ROANOKE TIMES

                         Roanoke Times
                 Copyright (c) 1995, Landmark Communications, Inc.

DATE: MONDAY, May 9, 1994                   TAG: 9405110074
SECTION: EDITORIAL                    PAGE: A-7   EDITION: METRO 
SOURCE: By THOMAS P. O'DELL
DATELINE:                                 LENGTH: Medium


SOUTH AFRICA

A DECADE ago, Archbishop Desmond Tutu of South Africa received the Nobel Prize for Peace. The announcement came as he sat in the Chapel of the Good Shepherd at General Theological Seminary in New York City, where he was spending a sabbatical year as visiting professor. As a student at the seminary, I was privileged to study under the archbishop, and to be present with him in the chapel at the time the prize was announced.

On the day of the announcement, the chapel bells pealed across Manhattan for what seemed like an hour, and a standing ovation interrupted the solemn worship of the seminary community as the Norwegian charge d'affaires entered with a colossal bouquet of yellow roses and the official announcement. It was a phenomenal moment!

The very privilege of knowing Archbishop Tutu was a phenomenal experience. In the months in which we lived with him at General Seminary, my entire family was deeply touched and transformed by this humble, prayerful man of powerful and passionate faith.

On one occasion when we organized a seminary-wide celebration dinner for him, he refused to sit at the head table where the seminary dean and other dignitaries were gathered. Instead, he moved to a table filled with squirming seminary children (two of whom were my sons, Ben and Andy), and he led them in an "insurrection" as they danced around the seminary refectory carrying helium-filled balloons.

My wife, my sons and I will never forget the spontaneous joy and love that the archbishop carries with him as a tangible expression of his faith.

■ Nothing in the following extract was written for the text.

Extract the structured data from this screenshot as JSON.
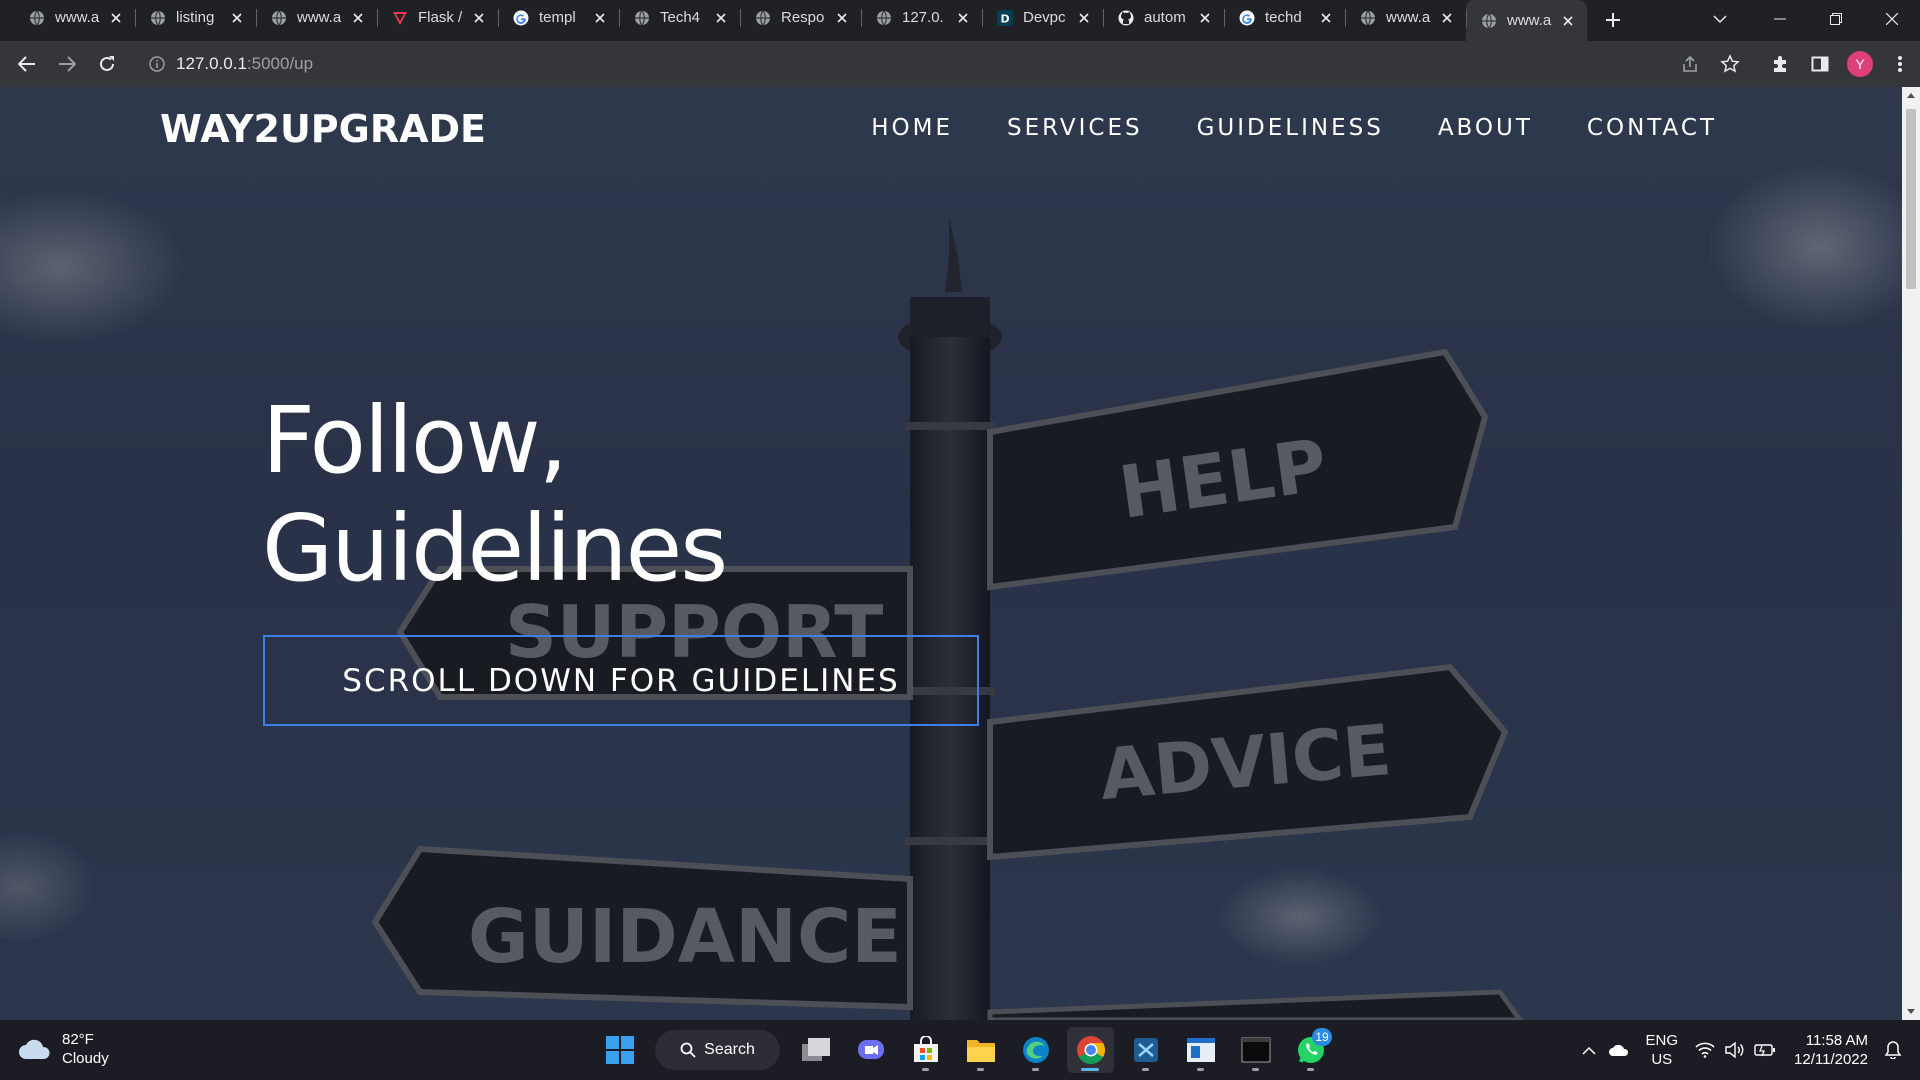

He never missed a chapel service, and he was always the last to leave. He knelt in prayer long after the services ended - deep, personal prayer for his homeland and its people. He believed that the most important thing he could do for the people of his country was to pray for them. So he prayed. He prayed for justice, freedom and change. He also prayed for reconciliation, healing and peace.

Personal prayer for the people of South Africa is something I've been engaged in ever since I had the privilege of studying with Archbishop Tutu. He taught me that South Africa is not a concept, a cause, or an idea. It is a land filled with persons - people struggling for freedom and justice, people sometimes filled with fear. The archbishop worked tirelessly for an end to the evil of apartheid, but he also sympathized with the fears of whites for what might follow.

Since my friendship with the archbishop, I've come to know and care for many white South Africans. And I've heard their hopes and prayers for their homeland.

Now, as the world marvels at the historic developments that are sweeping across South Africa, my prayers for its people are more fervent than ever. The single greatest gift we can give them is our personal prayer - a personal prayer for the people of South Africa.

Thomas P. O'Dell is rector of St. John's Episcopal Church in Roanoke.